CHAMPAIGN, Ill. -- Trustees of the $12.3 billion State Universities Retirement System of Illinois will discontinue investing in active domestic large-cap equities.
"If you can't win, why play the game?" John R. Krimmel, chief investment officer, asked rhetorically.
Trustees believe the large-cap segment of the market is too efficient to outperform, based on the system's experience and many academic studies, he said.
"At least for now, until we see evidence," he said, "we're going to sit on the sidelines and take a benchmark return."
Trustees dropped Fayez Sarofim & Co., Houston, which managed $320 million in domestic large-cap growth equities, and SSBCiti Asset Management Group, New York, which managed $275 million in domestic large-cap value equities.
"They are good managers," Mr. Krimmel noted. He said Sarofim, since inception as a SURS manager, ranked in the top quartile with its peers. SSBCiti ranked in the top half since inception as a manager for the system.
But they could not outperform their benchmarks, net of fees, he added.
Trustees reassigned the $595 million to an existing Wilshire 5000 index fund, managed by Northern Trust Quantitative Advisors, Chicago.
In a related move, trustees scaled back by $500 million a Wilshire 4500 index fund, managed by Barclays Global Investors, San Francisco, leaving it with $250 million. Mr. Krimmel described the portfolio as a "compensating" fund to cover the area of the market generally not part of the two active large-cap portfolios. The Wilshire 4500 excludes the Standard & Poor's 500 index stocks.
Proceeds from the Barclays portfolio went to NTQA's Wilshire 5000 fund as well, bringing its assignment up to $3.3 billion, including the money from the two active managers.
Where possible the proceeds will be transferred in-kind to avoid trading cost, Mr. Krimmel said. "We try to invest in the most cost-effective way," he added.
Sarofim underperformed its benchmark, the S&P 500, by 11.8 percentage points for the year ended March 31, according to the pension fund. For the five years ended March 31, it underperformed by 10 basis points annually. From its inception as a manager for the system -- Sept. 30, 1981 -- through March 31, it underperformed by 50 basis points annually.
SSBCiti underperformed its benchmark, the S&P/Barra large value index, by 10.5 percentage points for the one-year period, March 31. For the five-year period, it underperformed by 170 basis points annually. From its inception as a manager for SURS -- June 30, 1991 -- through March 31, it underperformed by 110 basis points annually. SSBCiti includes the numbers of its predecessor, Smith Barney Capital Management.

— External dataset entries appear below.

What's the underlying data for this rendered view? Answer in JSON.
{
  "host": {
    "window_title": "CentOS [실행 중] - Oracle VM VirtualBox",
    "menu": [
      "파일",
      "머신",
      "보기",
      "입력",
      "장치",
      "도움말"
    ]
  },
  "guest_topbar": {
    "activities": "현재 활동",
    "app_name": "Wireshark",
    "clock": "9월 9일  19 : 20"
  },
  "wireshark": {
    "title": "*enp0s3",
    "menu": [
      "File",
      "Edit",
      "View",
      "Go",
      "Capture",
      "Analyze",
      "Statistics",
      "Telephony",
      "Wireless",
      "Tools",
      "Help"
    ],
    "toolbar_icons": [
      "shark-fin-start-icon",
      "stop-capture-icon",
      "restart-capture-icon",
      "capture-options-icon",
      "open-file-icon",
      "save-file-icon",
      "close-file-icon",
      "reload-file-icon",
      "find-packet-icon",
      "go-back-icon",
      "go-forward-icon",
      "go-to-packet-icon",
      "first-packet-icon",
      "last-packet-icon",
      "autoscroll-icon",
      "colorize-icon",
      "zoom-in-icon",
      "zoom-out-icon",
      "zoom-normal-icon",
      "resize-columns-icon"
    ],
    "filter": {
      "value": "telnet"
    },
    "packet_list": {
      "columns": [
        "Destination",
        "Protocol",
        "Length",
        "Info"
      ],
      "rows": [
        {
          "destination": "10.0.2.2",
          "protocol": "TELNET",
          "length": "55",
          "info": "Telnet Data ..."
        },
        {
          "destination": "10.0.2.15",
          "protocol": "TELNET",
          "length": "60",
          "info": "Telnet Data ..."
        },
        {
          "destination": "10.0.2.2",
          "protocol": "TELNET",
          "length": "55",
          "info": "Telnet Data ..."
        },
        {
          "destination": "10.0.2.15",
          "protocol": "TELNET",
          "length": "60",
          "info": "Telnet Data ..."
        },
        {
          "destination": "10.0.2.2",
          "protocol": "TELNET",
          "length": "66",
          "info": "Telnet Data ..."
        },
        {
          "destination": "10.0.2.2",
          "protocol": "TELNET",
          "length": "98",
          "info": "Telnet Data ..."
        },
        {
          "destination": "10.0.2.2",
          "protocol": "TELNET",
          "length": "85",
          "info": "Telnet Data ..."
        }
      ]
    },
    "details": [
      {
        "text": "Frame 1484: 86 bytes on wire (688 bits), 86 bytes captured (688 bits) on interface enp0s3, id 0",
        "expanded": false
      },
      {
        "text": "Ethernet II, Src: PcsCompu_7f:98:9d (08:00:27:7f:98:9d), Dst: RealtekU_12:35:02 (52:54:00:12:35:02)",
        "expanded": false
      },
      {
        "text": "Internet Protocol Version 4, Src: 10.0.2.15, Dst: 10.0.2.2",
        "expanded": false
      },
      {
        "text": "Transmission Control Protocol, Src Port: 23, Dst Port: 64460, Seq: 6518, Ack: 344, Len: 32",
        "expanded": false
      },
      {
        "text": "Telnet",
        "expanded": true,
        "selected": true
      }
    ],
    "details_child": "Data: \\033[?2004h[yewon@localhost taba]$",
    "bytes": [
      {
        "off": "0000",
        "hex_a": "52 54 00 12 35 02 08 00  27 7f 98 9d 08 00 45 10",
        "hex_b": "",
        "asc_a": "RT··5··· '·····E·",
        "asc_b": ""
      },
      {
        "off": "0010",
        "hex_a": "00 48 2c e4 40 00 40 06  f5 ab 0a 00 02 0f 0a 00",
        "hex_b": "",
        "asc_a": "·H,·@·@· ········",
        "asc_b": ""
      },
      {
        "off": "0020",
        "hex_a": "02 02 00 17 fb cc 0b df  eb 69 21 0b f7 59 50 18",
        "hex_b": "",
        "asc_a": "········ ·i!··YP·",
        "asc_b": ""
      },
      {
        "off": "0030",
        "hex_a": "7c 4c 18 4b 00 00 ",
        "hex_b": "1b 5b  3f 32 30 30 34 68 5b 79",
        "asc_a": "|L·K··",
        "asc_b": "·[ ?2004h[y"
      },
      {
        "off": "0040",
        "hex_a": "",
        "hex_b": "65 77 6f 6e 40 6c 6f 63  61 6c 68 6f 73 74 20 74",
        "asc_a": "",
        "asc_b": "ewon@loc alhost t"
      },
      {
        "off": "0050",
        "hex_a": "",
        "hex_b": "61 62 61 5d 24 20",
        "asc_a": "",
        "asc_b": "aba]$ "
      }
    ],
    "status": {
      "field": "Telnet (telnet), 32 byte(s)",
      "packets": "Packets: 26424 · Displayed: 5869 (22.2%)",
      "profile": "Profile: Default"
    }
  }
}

Charles E. Sheedy, senior vice president at Fayez Sarofim, declined to comment about SURS. But in general on the large-cap market, he said, "We wouldn't be in business if we didn't think we could add value."
SSBCiti officials declined to comment about SURS or generally on the issue of market efficiency.
Said Krimmel: "It's a tough area in which to operate. Academic research bears that out. Our experience shows that as well. Over the long haul we've just about broken even (that is, equaled the index return), but with slightly higher volatility.
"So we decided to chuck it and go with indexing."
"It's tough to add value," Mr. Krimmel said. "After 18 years, net of fees, we've done just about the index."
Roger G. Ibbotson, professor of finance at Yale University's School of Management, New Haven, Conn., who is also chairman of Ibbotson Associates Inc., a Chicago-based investment consulting firm, said, "It's a reasonable response for an entity like SURS, which doesn't have any compelling advantage" in the large-cap segment of the market.
"It is a relative zero-sum game against the indexes," he added.
"A lot of investors should ask" whether they outperform the index, Mr. Ibbotson said. "Can I hire a money manager that can be expected to beat the market? Am I better than those investors I'm competing with?"
Mr. Ibbotson wouldn't say the large-cap segment is efficient. But he added, "It's reasonable to act as if it is efficient."
In their research paper, titled "U.S. Equity Strategy," Richard M. Ennis, director-investment policy research, and Michael D. Sebastian, director-analytical development, at Ennis Knupp + Associates Inc., Chicago, write with boldface emphasis, "The body of credible, impartial evidence indicates that active stock portfolio managers do not add value."
Large-cap equities represented about 65% of the system's total active domestic equity portfolio. After the changes, the system is left with about $320 million in active U.S. equities, all in non-large-cap segments with five management firms. It also has some $830 million in enhanced U.S. equities portfolios with two firms.